Ion channels are specialized proteins on the plasma membrane that allow charged ions to pass down their electrochemical gradient. Their main function is to maintain the membrane potential which is critical for cell viability. These channels are either gated or non-gated and can transport more than a thousand ions within milliseconds for the cellular event to occur.

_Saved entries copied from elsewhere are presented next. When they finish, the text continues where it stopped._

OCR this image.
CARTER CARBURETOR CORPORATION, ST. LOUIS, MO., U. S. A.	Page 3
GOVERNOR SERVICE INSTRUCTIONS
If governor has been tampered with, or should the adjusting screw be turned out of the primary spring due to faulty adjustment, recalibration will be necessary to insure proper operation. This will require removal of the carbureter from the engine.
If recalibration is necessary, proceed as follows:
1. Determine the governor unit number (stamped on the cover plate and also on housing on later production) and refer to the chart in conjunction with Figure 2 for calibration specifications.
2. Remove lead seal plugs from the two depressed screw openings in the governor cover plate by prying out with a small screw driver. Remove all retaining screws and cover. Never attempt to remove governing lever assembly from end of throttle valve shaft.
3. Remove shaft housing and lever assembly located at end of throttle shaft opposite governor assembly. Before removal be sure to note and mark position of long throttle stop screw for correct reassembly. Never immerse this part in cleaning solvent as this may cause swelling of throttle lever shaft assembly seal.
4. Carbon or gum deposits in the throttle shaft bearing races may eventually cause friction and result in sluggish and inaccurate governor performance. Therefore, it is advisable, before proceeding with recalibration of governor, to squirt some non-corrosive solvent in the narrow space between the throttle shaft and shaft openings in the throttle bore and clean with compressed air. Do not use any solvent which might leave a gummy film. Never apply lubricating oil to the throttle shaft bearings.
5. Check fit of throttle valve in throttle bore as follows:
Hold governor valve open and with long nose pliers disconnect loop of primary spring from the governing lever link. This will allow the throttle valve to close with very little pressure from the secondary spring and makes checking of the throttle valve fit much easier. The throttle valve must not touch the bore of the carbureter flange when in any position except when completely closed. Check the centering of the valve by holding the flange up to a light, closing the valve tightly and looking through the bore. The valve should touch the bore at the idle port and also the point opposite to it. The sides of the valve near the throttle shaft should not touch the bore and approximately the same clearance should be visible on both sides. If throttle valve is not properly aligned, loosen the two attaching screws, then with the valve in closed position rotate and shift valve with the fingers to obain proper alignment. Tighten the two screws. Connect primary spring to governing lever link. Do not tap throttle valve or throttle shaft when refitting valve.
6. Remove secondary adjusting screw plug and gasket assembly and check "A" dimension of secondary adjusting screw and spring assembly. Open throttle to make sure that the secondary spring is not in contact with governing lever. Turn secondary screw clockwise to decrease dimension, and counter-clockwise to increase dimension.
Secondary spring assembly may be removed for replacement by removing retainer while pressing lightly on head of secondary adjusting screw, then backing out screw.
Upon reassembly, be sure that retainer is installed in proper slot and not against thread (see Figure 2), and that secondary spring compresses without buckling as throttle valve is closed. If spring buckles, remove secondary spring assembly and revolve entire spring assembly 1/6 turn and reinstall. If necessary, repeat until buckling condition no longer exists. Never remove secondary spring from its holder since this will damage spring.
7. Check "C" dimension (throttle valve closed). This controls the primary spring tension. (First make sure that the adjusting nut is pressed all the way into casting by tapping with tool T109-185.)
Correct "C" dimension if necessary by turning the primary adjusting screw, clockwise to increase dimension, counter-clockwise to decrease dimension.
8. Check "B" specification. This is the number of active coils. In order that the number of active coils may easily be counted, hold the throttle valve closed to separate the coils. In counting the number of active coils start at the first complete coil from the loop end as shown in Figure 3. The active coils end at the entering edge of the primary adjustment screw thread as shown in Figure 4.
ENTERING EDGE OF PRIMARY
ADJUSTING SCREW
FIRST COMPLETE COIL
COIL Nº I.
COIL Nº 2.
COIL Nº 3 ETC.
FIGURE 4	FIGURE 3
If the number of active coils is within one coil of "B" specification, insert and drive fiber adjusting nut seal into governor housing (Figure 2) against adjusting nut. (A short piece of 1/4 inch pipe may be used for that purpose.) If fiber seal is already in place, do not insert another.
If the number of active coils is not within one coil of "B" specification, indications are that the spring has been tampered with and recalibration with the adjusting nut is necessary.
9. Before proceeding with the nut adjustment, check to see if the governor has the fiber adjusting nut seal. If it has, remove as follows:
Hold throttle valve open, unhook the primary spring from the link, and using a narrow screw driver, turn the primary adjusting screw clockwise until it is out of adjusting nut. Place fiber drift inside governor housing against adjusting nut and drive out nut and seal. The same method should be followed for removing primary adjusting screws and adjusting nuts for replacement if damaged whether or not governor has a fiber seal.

Compared to the gated ion channels, the non-gated channels, also known as leakage or passive channels, have no gating mechanism. This means no trigger is required for their opening and closing, hence the reference to leaking. There is no actual event that opens the channel; instead, it has an intrinsic rate of switching between the open and closed states. These channels are found throughout the neuron and contribute to the resting transmembrane voltage of the excitable membrane. For example, the potassium and sodium leak channels along with the sodium-potassium pump help maintain the neuron's resting membrane potential. The movement of the potassium ions down the electrochemical gradient via leakage channels creates a negative polarity inside the cell. This allows sodium ions to enter slowly through the sodium leak channels to prevent the neuron's membrane potential from constantly dropping lower than -70mV. At this level, the sodium-potassium pump will balance the concentration of sodium and potassium ions across the membrane.

Potassium leak channels like the two-pore domain potassium (K2P) family are widely distributed in the peripheral and central nervous systems, where they are targets for novel analgesic agents. When the activity of potassium leak channels decreases during inflammatory and neuropathic pain conditions, pain sensation is enhanced. Thus, drugs help activate these potassium leak channels to mitigate the pain.